Sounds like a good question for an Entomology 101 quiz...
Or the Linnaean Games...
Syrphid fly (female Sphaerophoria), as identified by senior insect biosystematist Martin Hauser of the CDFA. (Photo by Kathy Keatley Gavrey)
Close-up of "The Girl and the Bubble." See text above for what the bubble is. (Photo by Kathy Keatley Garvey)
If you walk slowly into your garden or backyard, and observe your surroundings, you'll find them. A jumping spider perched on a rose leaf. A soldier beetle climbing out of a tulip. A syrphid fly, aka flower fly or hover fly, foraging on a poppy blossom.
The insects (and spiders!) are back. The springlike temperatures, accompanied by bursts of rain, mean that these tiny little critters are everywhere.
If you pop a macro lens on your single-lens reflex camera, or use the macro setting on your point-and-shoot camera, you'll get them. There's even a set of lenses (macro, wide-angle and telephoto) that magnetically attach to your I-phone camera.
Travelers say it's fun and educational to go to Africa on safari, but you can also go on a Bug Safari in your backyard. It won't cost nearly as much, you don't have to make reservations, you don't have to hire a tour guide, and you don't have to worry about a water buffalo charging you.
Or your credit card company charging you.
A jumping spider perched on a rose leaf. (Photo by Kathy Keatley Garvey)
A soldier beetle peers at the camera. (Photo by Kathy Keatley Garvey)
A syrphid or flower fly foraging on a poppy blossom. (Photo by Kathy Keatley Garvey)
“If you were an aphid on a head of lettuce, a hoverfly larva would be a nightmare. They are voracious eaters of aphids. One larva per plant will control the aphids.”
That's what organic researcher Eric Brennan of the Agricultural Research Service (ARS), U.S. Department of Agriculture, told reporter Jim Robbins in a recently published New York Times article.
Headlined "Farmers Find Organic Arsenal to Wage Wars on Pests," the news story drew attention to why natural enemies are "key to the organic approach."
Brennan is based in Salinas Valley, known as "The Salad Bowl of America." It's reportedly where 80 percent of Americans get their greens.

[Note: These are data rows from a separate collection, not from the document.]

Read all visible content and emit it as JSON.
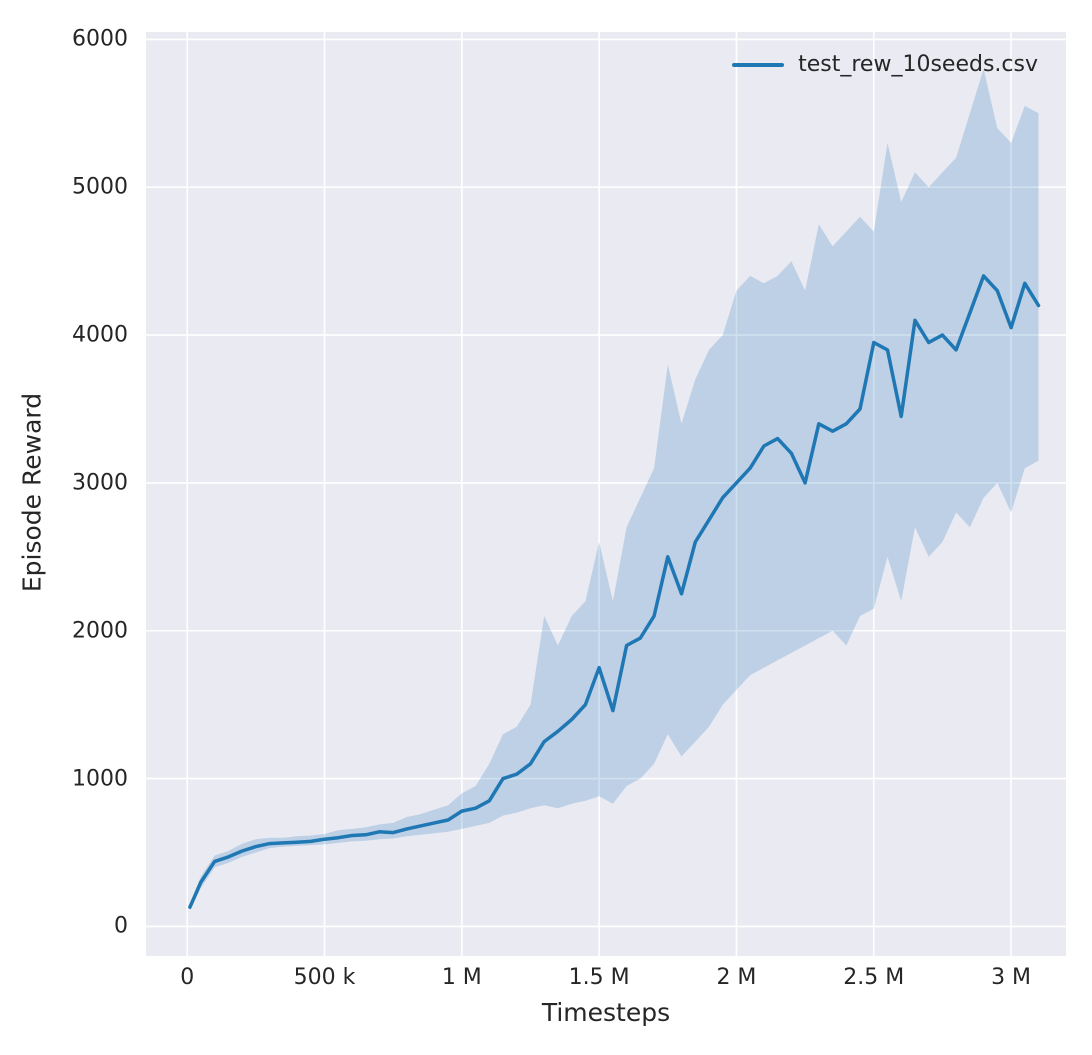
{
  "figure": {
    "background": "#ffffff",
    "plot_background": "#eaeaf2",
    "grid_color": "#ffffff",
    "text_color": "#262626"
  },
  "chart_data": {
    "type": "line",
    "title": "",
    "xlabel": "Timesteps",
    "ylabel": "Episode Reward",
    "grid": true,
    "legend_position": "upper right",
    "legend": [
      {
        "label": "test_rew_10seeds.csv",
        "color": "#1f77b4"
      }
    ],
    "xlim": [
      -150000,
      3200000
    ],
    "ylim": [
      -200,
      6050
    ],
    "xticks": [
      {
        "value": 0,
        "label": "0"
      },
      {
        "value": 500000,
        "label": "500 k"
      },
      {
        "value": 1000000,
        "label": "1 M"
      },
      {
        "value": 1500000,
        "label": "1.5 M"
      },
      {
        "value": 2000000,
        "label": "2 M"
      },
      {
        "value": 2500000,
        "label": "2.5 M"
      },
      {
        "value": 3000000,
        "label": "3 M"
      }
    ],
    "yticks": [
      {
        "value": 0,
        "label": "0"
      },
      {
        "value": 1000,
        "label": "1000"
      },
      {
        "value": 2000,
        "label": "2000"
      },
      {
        "value": 3000,
        "label": "3000"
      },
      {
        "value": 4000,
        "label": "4000"
      },
      {
        "value": 5000,
        "label": "5000"
      },
      {
        "value": 6000,
        "label": "6000"
      }
    ],
    "series": [
      {
        "name": "test_rew_10seeds.csv",
        "color": "#1f77b4",
        "band_opacity": 0.22,
        "x": [
          10000,
          50000,
          100000,
          150000,
          200000,
          250000,
          300000,
          350000,
          400000,
          450000,
          500000,
          550000,
          600000,
          650000,
          700000,
          750000,
          800000,
          850000,
          900000,
          950000,
          1000000,
          1050000,
          1100000,
          1150000,
          1200000,
          1250000,
          1300000,
          1350000,
          1400000,
          1450000,
          1500000,
          1550000,
          1600000,
          1650000,
          1700000,
          1750000,
          1800000,
          1850000,
          1900000,
          1950000,
          2000000,
          2050000,
          2100000,
          2150000,
          2200000,
          2250000,
          2300000,
          2350000,
          2400000,
          2450000,
          2500000,
          2550000,
          2600000,
          2650000,
          2700000,
          2750000,
          2800000,
          2850000,
          2900000,
          2950000,
          3000000,
          3050000,
          3100000
        ],
        "mean": [
          130,
          300,
          440,
          470,
          510,
          540,
          560,
          565,
          570,
          575,
          590,
          600,
          615,
          620,
          640,
          635,
          660,
          680,
          700,
          720,
          780,
          800,
          850,
          1000,
          1030,
          1100,
          1250,
          1320,
          1400,
          1500,
          1750,
          1460,
          1900,
          1950,
          2100,
          2500,
          2250,
          2600,
          2750,
          2900,
          3000,
          3100,
          3250,
          3300,
          3200,
          3000,
          3400,
          3350,
          3400,
          3500,
          3950,
          3900,
          3450,
          4100,
          3950,
          4000,
          3900,
          4150,
          4400,
          4300,
          4050,
          4350,
          4200
        ],
        "lower": [
          110,
          260,
          400,
          430,
          470,
          500,
          530,
          540,
          545,
          550,
          555,
          565,
          575,
          580,
          590,
          595,
          610,
          620,
          630,
          640,
          660,
          680,
          700,
          750,
          770,
          800,
          820,
          800,
          830,
          850,
          880,
          830,
          950,
          1000,
          1100,
          1300,
          1150,
          1250,
          1350,
          1500,
          1600,
          1700,
          1750,
          1800,
          1850,
          1900,
          1950,
          2000,
          1900,
          2100,
          2150,
          2500,
          2200,
          2700,
          2500,
          2600,
          2800,
          2700,
          2900,
          3000,
          2800,
          3100,
          3150
        ],
        "upper": [
          150,
          340,
          480,
          510,
          560,
          590,
          600,
          600,
          610,
          615,
          625,
          650,
          660,
          670,
          690,
          700,
          740,
          760,
          790,
          820,
          900,
          950,
          1100,
          1300,
          1350,
          1500,
          2100,
          1900,
          2100,
          2200,
          2600,
          2200,
          2700,
          2900,
          3100,
          3800,
          3400,
          3700,
          3900,
          4000,
          4300,
          4400,
          4350,
          4400,
          4500,
          4300,
          4750,
          4600,
          4700,
          4800,
          4700,
          5300,
          4900,
          5100,
          5000,
          5100,
          5200,
          5500,
          5800,
          5400,
          5300,
          5550,
          5500
        ]
      }
    ]
  }
}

And it's where the lettuce aphid gets its lettuce.
To help resolve the problem, organic farmers are planting alyssum in their lettuce beds. Hover flies "live in the alyssum and need a source of aphids to feed their young, so they lay their eggs in the lettuce," Robbins wrote. "When they hatch, the larvae start preying on the aphids."
Could be that the "salad days" are over for the aphids--thanks to Brennan, alyssum and hover flies.